Fandorin asintió, satisfecho.

—Kazanzaki, ordene que cifren esta nota y se la transmitan inmediatamente a Kridener por telégrafo —ordenó Mizinov.

El coronel cogió respetuosamente la hoja y echó a correr para cumplir la orden entre un tintineo de espuelas.

—Entonces, ¿se ve en condiciones de volver al trabajo? —preguntó el general.

Erast Petrovich arrugó el entrecejo:

—Lavrentii Arkadevich, creo que ya he cumplido con mi de-deber informándole de la maniobra del flanco turco. Pero luchar contra esta pobre Turquía que parece desmoronarse sola, sin necesidad incluso de nuestros valerosos esfuerzos, discúlpeme, pero…

—¡Pues sepa que no estoy dispuesto a prescindir de sus servicios, señor mío, nada de eso! —se encolerizó Mizinov—. ¡Si el patriotismo es para usted una palabra vacía, me permito recordarle, señor consejero titular, que usted no está retirado sino disfrutando de un permiso indeterminado y que, aunque esté adscrito oficialmente al cuerpo diplomático, sigo teniéndole a mi servicio en la Tercera Sección!

A Varia se le escapó un gemido de decepción. ¿Así que aquel Fandorin, al que tenía por un hombre honrado, era en realidad un agente de la policía? ¡Y encima imitando a Pechorin, el héroe de la novela de Lermontov, con aquella atractiva palidez, su mirada lánguida y sus respetables canas! No se podía confiar en nadie después de aquello.

—Su excelencia —dijo tranquilamente Erast Petrovich, sin sospechar que había muerto de manera irrevocable a los ojos de Varia—, yo no estoy a su servicio sino al de Rusia. Y no deseo participar en una guerra que para Rusia no sólo es inútil sino hasta perniciosa.

—No es usted quien decide la guerra, ni tampoco yo. Decide nuestro zar soberano —repuso desabridamente Mizinov.

Se hizo un silencio embarazoso. Cuando el jefe de los gendarmes habló de nuevo, su voz sonó completamente distinta.

—Erast Petrovich, querido mío —comenzó vehementemente—. ¿No ve que cientos de miles de rusos están arriesgando sus vidas, que el país se siente aplastado por el peso de la guerra…? Tengo un horrible presentimiento… Las cosas están transcurriendo demasiado bien, pero me temo que terminarán mal.

Como no siguió respuesta alguna, el general se secó los ojos con un gesto de cansancio y reconoció:

—Tengo muchos problemas, Fandorin, muchos problemas. A mi alrededor todo es confusión, un caos completo. Necesito colaboradores, y sobre todo colaboradores capaces. No es un asunto rutinario el que quiero asignarle, es un trabajo muy difícil, hecho a su medida.

Erast Petrovich ladeó la cabeza con aire interrogante y el general continuó en un tono más zalamero:

—¿Se acuerda del efendi Anwar, el secretario personal del sultán Abdulhamid? Sí, su nombre surgió de pasada en el caso Azazel. —Erast Petrovich se estremeció levemente, pero continuó callado. Mizinov rezongó con tono irónico—: ¡Ese idiota de Kazanzaki, que Dios le proteja, le confundió con usted! Pues bien, tenemos noticias de que ese turco tan especial está dirigiendo personalmente una acción secreta contra nuestras tropas. Es un hombre osado y con cierta propensión a la aventura, y muy capaz de infiltrarse en nuestro propio campamento; de él se puede esperar cualquier cosa. ¿No le parece interesante?

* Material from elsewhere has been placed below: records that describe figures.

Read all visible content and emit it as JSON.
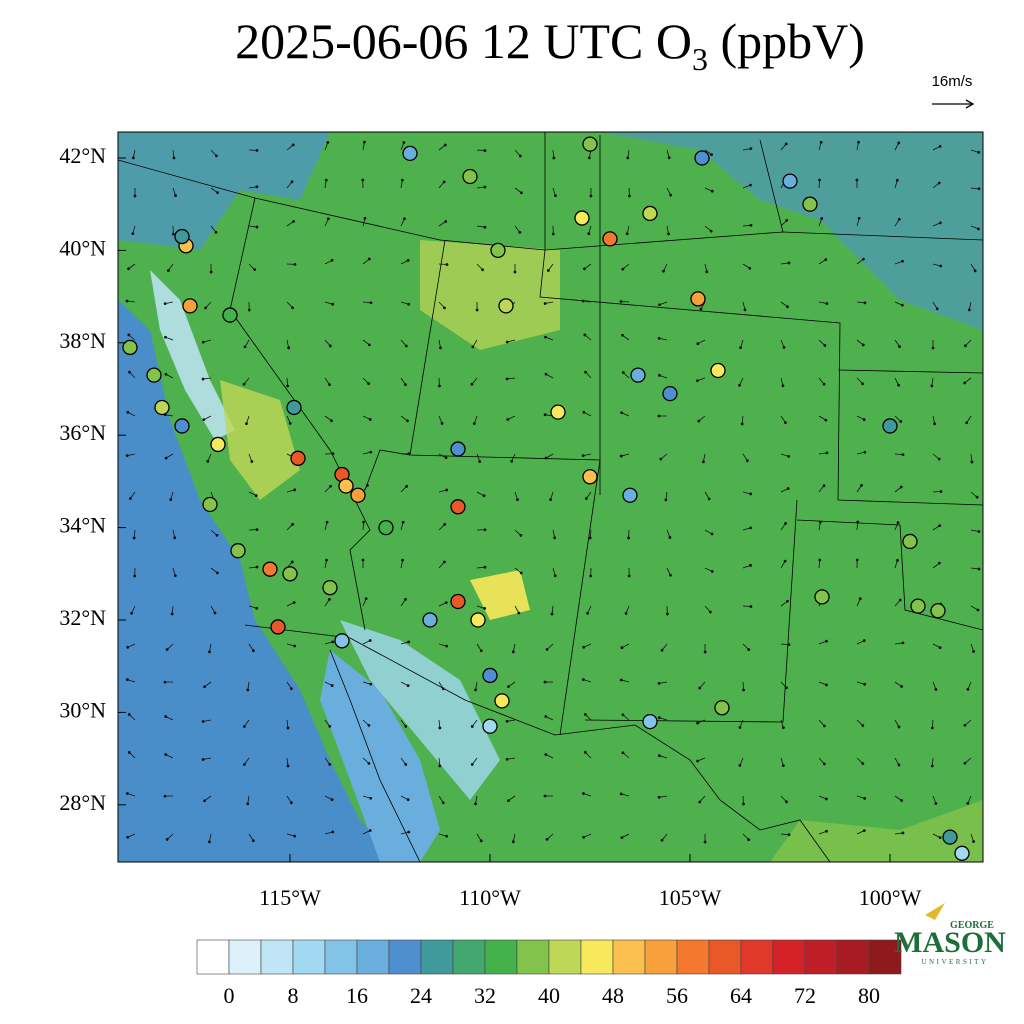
{
  "map": {
    "title": {
      "main": "2025-06-06 12 UTC O",
      "subscript": "3",
      "suffix": " (ppbV)"
    },
    "vector_reference": "16m/s",
    "lat_ticks": [
      {
        "value": 42,
        "label": "42°N"
      },
      {
        "value": 40,
        "label": "40°N"
      },
      {
        "value": 38,
        "label": "38°N"
      },
      {
        "value": 36,
        "label": "36°N"
      },
      {
        "value": 34,
        "label": "34°N"
      },
      {
        "value": 32,
        "label": "32°N"
      },
      {
        "value": 30,
        "label": "30°N"
      },
      {
        "value": 28,
        "label": "28°N"
      }
    ],
    "lon_ticks": [
      {
        "value": -115,
        "label": "115°W"
      },
      {
        "value": -110,
        "label": "110°W"
      },
      {
        "value": -105,
        "label": "105°W"
      },
      {
        "value": -100,
        "label": "100°W"
      }
    ],
    "stations": [
      {
        "lon": -110.8,
        "lat": 34.45,
        "o3": 62
      },
      {
        "lon": -114.8,
        "lat": 35.5,
        "o3": 60
      },
      {
        "lon": -110.8,
        "lat": 32.4,
        "o3": 62
      },
      {
        "lon": -115.3,
        "lat": 31.85,
        "o3": 60
      },
      {
        "lon": -113.7,
        "lat": 35.15,
        "o3": 62
      },
      {
        "lon": -107,
        "lat": 40.25,
        "o3": 56
      },
      {
        "lon": -117.5,
        "lat": 38.8,
        "o3": 52
      },
      {
        "lon": -104.8,
        "lat": 38.95,
        "o3": 52
      },
      {
        "lon": -113.3,
        "lat": 34.7,
        "o3": 52
      },
      {
        "lon": -115.5,
        "lat": 33.1,
        "o3": 56
      },
      {
        "lon": -107.5,
        "lat": 35.1,
        "o3": 50
      },
      {
        "lon": -117.6,
        "lat": 40.1,
        "o3": 48
      },
      {
        "lon": -107.7,
        "lat": 40.7,
        "o3": 46
      },
      {
        "lon": -108.3,
        "lat": 36.5,
        "o3": 46
      },
      {
        "lon": -109.7,
        "lat": 30.25,
        "o3": 46
      },
      {
        "lon": -110.3,
        "lat": 32,
        "o3": 46
      },
      {
        "lon": -116.8,
        "lat": 35.8,
        "o3": 46
      },
      {
        "lon": -113.6,
        "lat": 34.9,
        "o3": 48
      },
      {
        "lon": -104.3,
        "lat": 37.4,
        "o3": 44
      },
      {
        "lon": -119,
        "lat": 37.9,
        "o3": 36
      },
      {
        "lon": -118.4,
        "lat": 37.3,
        "o3": 38
      },
      {
        "lon": -117,
        "lat": 34.5,
        "o3": 36
      },
      {
        "lon": -116.3,
        "lat": 33.5,
        "o3": 36
      },
      {
        "lon": -115,
        "lat": 33,
        "o3": 38
      },
      {
        "lon": -114,
        "lat": 32.7,
        "o3": 36
      },
      {
        "lon": -107.5,
        "lat": 42.3,
        "o3": 38
      },
      {
        "lon": -110.5,
        "lat": 41.6,
        "o3": 38
      },
      {
        "lon": -109.8,
        "lat": 40,
        "o3": 38
      },
      {
        "lon": -109.6,
        "lat": 38.8,
        "o3": 40
      },
      {
        "lon": -106,
        "lat": 40.8,
        "o3": 40
      },
      {
        "lon": -102,
        "lat": 41,
        "o3": 38
      },
      {
        "lon": -101.7,
        "lat": 32.5,
        "o3": 36
      },
      {
        "lon": -99.3,
        "lat": 32.3,
        "o3": 38
      },
      {
        "lon": -98.8,
        "lat": 32.2,
        "o3": 36
      },
      {
        "lon": -99.5,
        "lat": 33.7,
        "o3": 36
      },
      {
        "lon": -104.2,
        "lat": 30.1,
        "o3": 36
      },
      {
        "lon": -112.6,
        "lat": 34,
        "o3": 32
      },
      {
        "lon": -118.2,
        "lat": 36.6,
        "o3": 40
      },
      {
        "lon": -116.5,
        "lat": 38.6,
        "o3": 34
      },
      {
        "lon": -112,
        "lat": 42.1,
        "o3": 16
      },
      {
        "lon": -117.7,
        "lat": 40.3,
        "o3": 24
      },
      {
        "lon": -114.9,
        "lat": 36.6,
        "o3": 24
      },
      {
        "lon": -110.8,
        "lat": 35.7,
        "o3": 20
      },
      {
        "lon": -106.5,
        "lat": 34.7,
        "o3": 18
      },
      {
        "lon": -106.3,
        "lat": 37.3,
        "o3": 16
      },
      {
        "lon": -105.5,
        "lat": 36.9,
        "o3": 20
      },
      {
        "lon": -110,
        "lat": 30.8,
        "o3": 20
      },
      {
        "lon": -113.7,
        "lat": 31.55,
        "o3": 12
      },
      {
        "lon": -111.5,
        "lat": 32,
        "o3": 16
      },
      {
        "lon": -106,
        "lat": 29.8,
        "o3": 12
      },
      {
        "lon": -104.7,
        "lat": 42,
        "o3": 20
      },
      {
        "lon": -102.5,
        "lat": 41.5,
        "o3": 16
      },
      {
        "lon": -100,
        "lat": 36.2,
        "o3": 24
      },
      {
        "lon": -98.5,
        "lat": 27.3,
        "o3": 24
      },
      {
        "lon": -98.2,
        "lat": 26.95,
        "o3": 8
      },
      {
        "lon": -117.7,
        "lat": 36.2,
        "o3": 20
      },
      {
        "lon": -110,
        "lat": 29.7,
        "o3": 10
      }
    ],
    "colorbar": {
      "levels": [
        0,
        4,
        8,
        12,
        16,
        20,
        24,
        28,
        32,
        36,
        40,
        44,
        48,
        52,
        56,
        60,
        64,
        68,
        72,
        76,
        80
      ],
      "colors": [
        "#ffffff",
        "#ddf1fa",
        "#bfe5f7",
        "#a1d8f2",
        "#84c3e8",
        "#6aaedd",
        "#4f8fcf",
        "#40999a",
        "#42a86e",
        "#44b24b",
        "#82c34b",
        "#bfd757",
        "#f8e85b",
        "#fbc04e",
        "#f8a03b",
        "#f4782d",
        "#ea5729",
        "#e0382a",
        "#d52128",
        "#c01e26",
        "#a81b22",
        "#8f1a1e"
      ],
      "ticks": [
        0,
        8,
        16,
        24,
        32,
        40,
        48,
        56,
        64,
        72,
        80
      ]
    },
    "logo": {
      "top": "GEORGE",
      "main": "MASON",
      "bottom": "UNIVERSITY"
    }
  }
}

—Le e-escucho, Lavrentii Arkadevich —respondió Fandorin, mirando de reojo a Varia.

—Eso está mejor —se alegró Mizinov, y gritó—: ¡Novgorodzev! ¡La carpeta!

Un comandante entrado en años y con charreteras de edecán entró sigilosamente en la habitación, le entregó un cartapacio de percalina al general y se retiró de inmediato. Varia entrevió por el hueco de la puerta al sudoroso coronel Kazanzaki esperando en la antesala y le dirigió una mueca burlona de desprecio, saboreando su derrota.

—Bien, aquí está todo lo que sabemos sobre ese Anwar —susurró el general—. ¿Quiere tomar notas?

—Tengo buena memoria —respondió Erast Petrovich.

—Disponemos de escasísimos datos sobre su infancia. Nació hace aproximadamente treinta y cinco años, según algunas fuentes, en Jevrais, una pequeña ciudad musulmana de Bosnia, de padres desconocidos. Se educó en algún lugar de Europa, en una de las instituciones de lady Esther, a la que usted naturalmente recordará por el caso Azazel.

Era la segunda vez que Varia escuchaba aquel extraño nombre y también la segunda vez que Fandorin reaccionaba de un modo raro: giró bruscamente la barbilla, como si de pronto le asfixiara el cuello de la camisa.

—Nuestro efendi Anwar apareció en escena por primera vez hará unos diez años, justo cuando en Europa comenzó a hablarse del pachá Midhat, el gran reformador turco. Nuestro Anwar, que entonces no era efendi ni mucho menos, le servía como secretario personal. Escuche qué currículum el de ese Midhat. —Mizinov sacó una hoja aparte y se aclaró la garganta—: En aquel tiempo era gobernador del bayato del Danubio. Con su apoyo, Anwar estableció en estos parajes el primer servicio regular de diligencias, trazó líneas de ferrocarril y creó también una red de islajjane, centros benéficos para la educación de niños huérfanos, de religión musulmana o cristiana, él no tenía prejuicios.

—¿De verdad hizo todo eso? —se interesó Fandorin.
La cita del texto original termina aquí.